Vivek Ramaswamy and US politicians using 'music' to brand themselves

Indian-origin US Republican presidential candidate Vivek Ramaswamy received a notice from Eminem, asking that he stop rapping to his songs during his campaign.

The letter comes more than a week after the biotech entrepreneur’s impromptu performance of “Lose Yourself” at the Iowa State Fair went viral on Twitter. Ramaswamy is one of the two Indian-origin candidates vying to unseat Donald Trump as the presumed 2024 Republican nominee. Ramaswamy, who likens himself as “Trump 2.0,” has risen surprisingly to third place among Republicans who are in the running for the 2024 presidential primary elections.

The letter says that Eminem’s record company, BMI “received a communication from” Eminem objecting to the Republican’s use of his “musical compositions”. “BMI will consider any performance of the Eminem works by the Vivek Ramaswamy 2024 campaign from this date forward to be a material breach” of its licence, it adds.

Politicians receiving cease and desist letters over their campaign song choices has become something of a tradition in American politics. Trump received dozens of letters from record stars – including the Rolling Stones, Queen, Adele and Pharrell Williams – informing him he lacked permission to use their music at campaign and presidential events.

In 2008, the Foo Fighters spoke out against Republican John McCain for using their tune My Hero during his presidential run and Jackson Browne filed suit against the campaign to force it to stop using the song “Running on Empty”.

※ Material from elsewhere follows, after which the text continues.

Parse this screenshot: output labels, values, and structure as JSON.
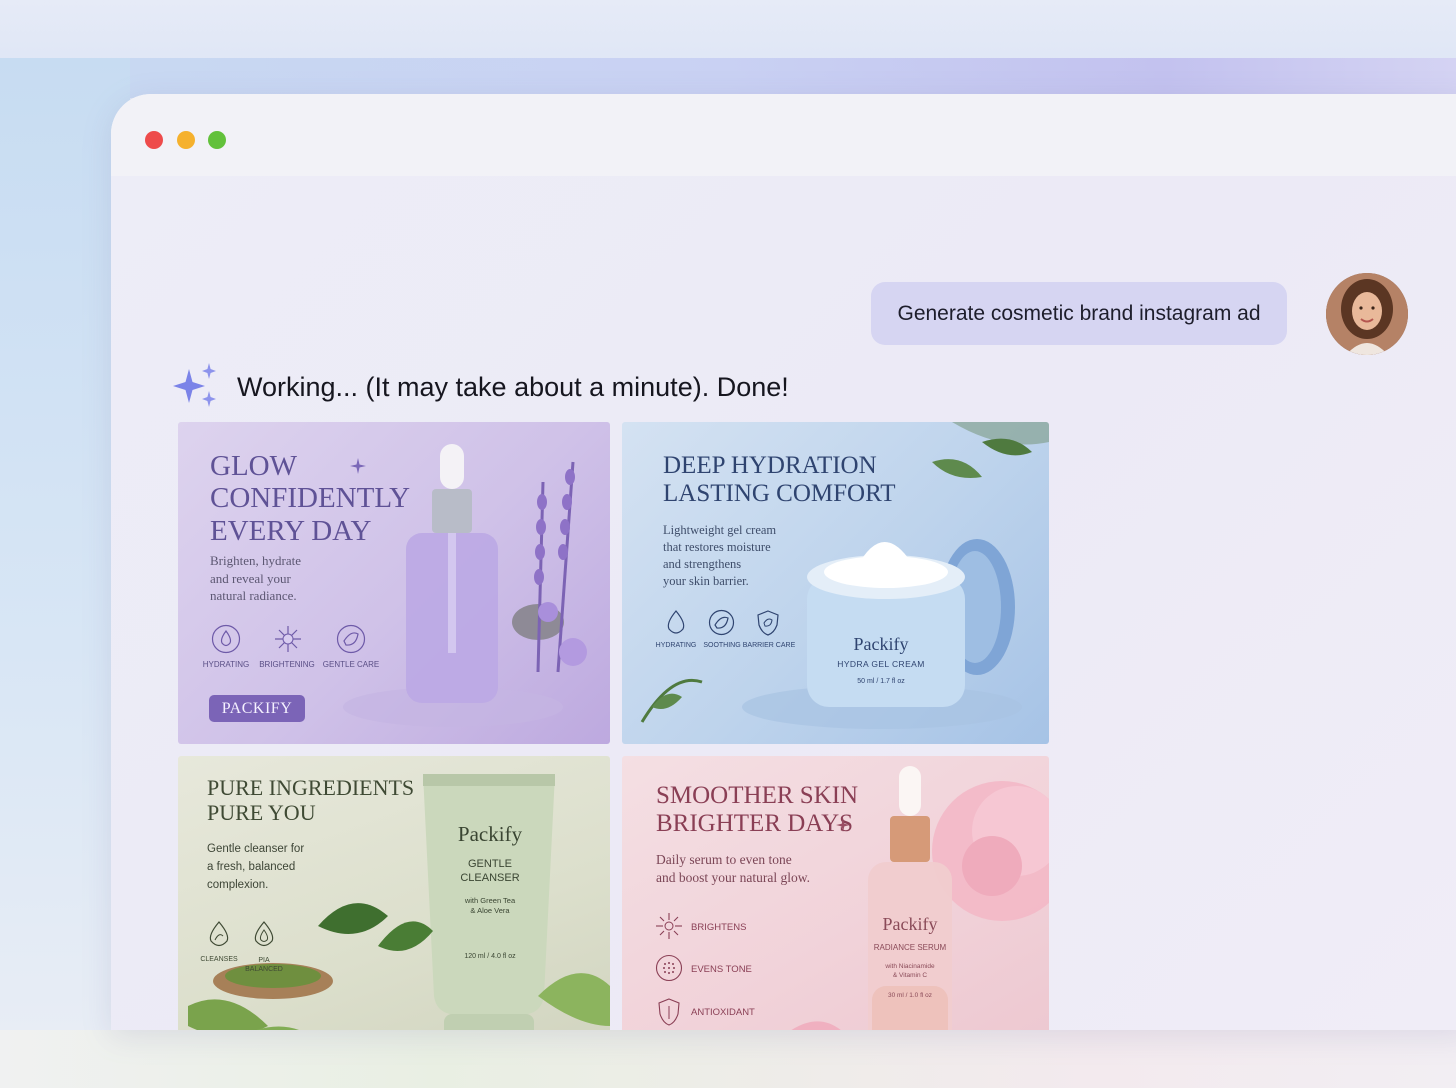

Politicians today often rely on popular hits, but because that can imply a musician supports the candidate, some have asked politicians to stop playing their songs. In many cases, such as John F. Kennedy’s use of Frank Sinatra’s “High Hopes” in 1960, artists approved the use of their music as a means of endorsing or at least subtly signalling their approval of the candidate. Other times, politicians use pop songs without such approval, leading to anger and dismay – especially in cases where the songwriter holds opposing political views.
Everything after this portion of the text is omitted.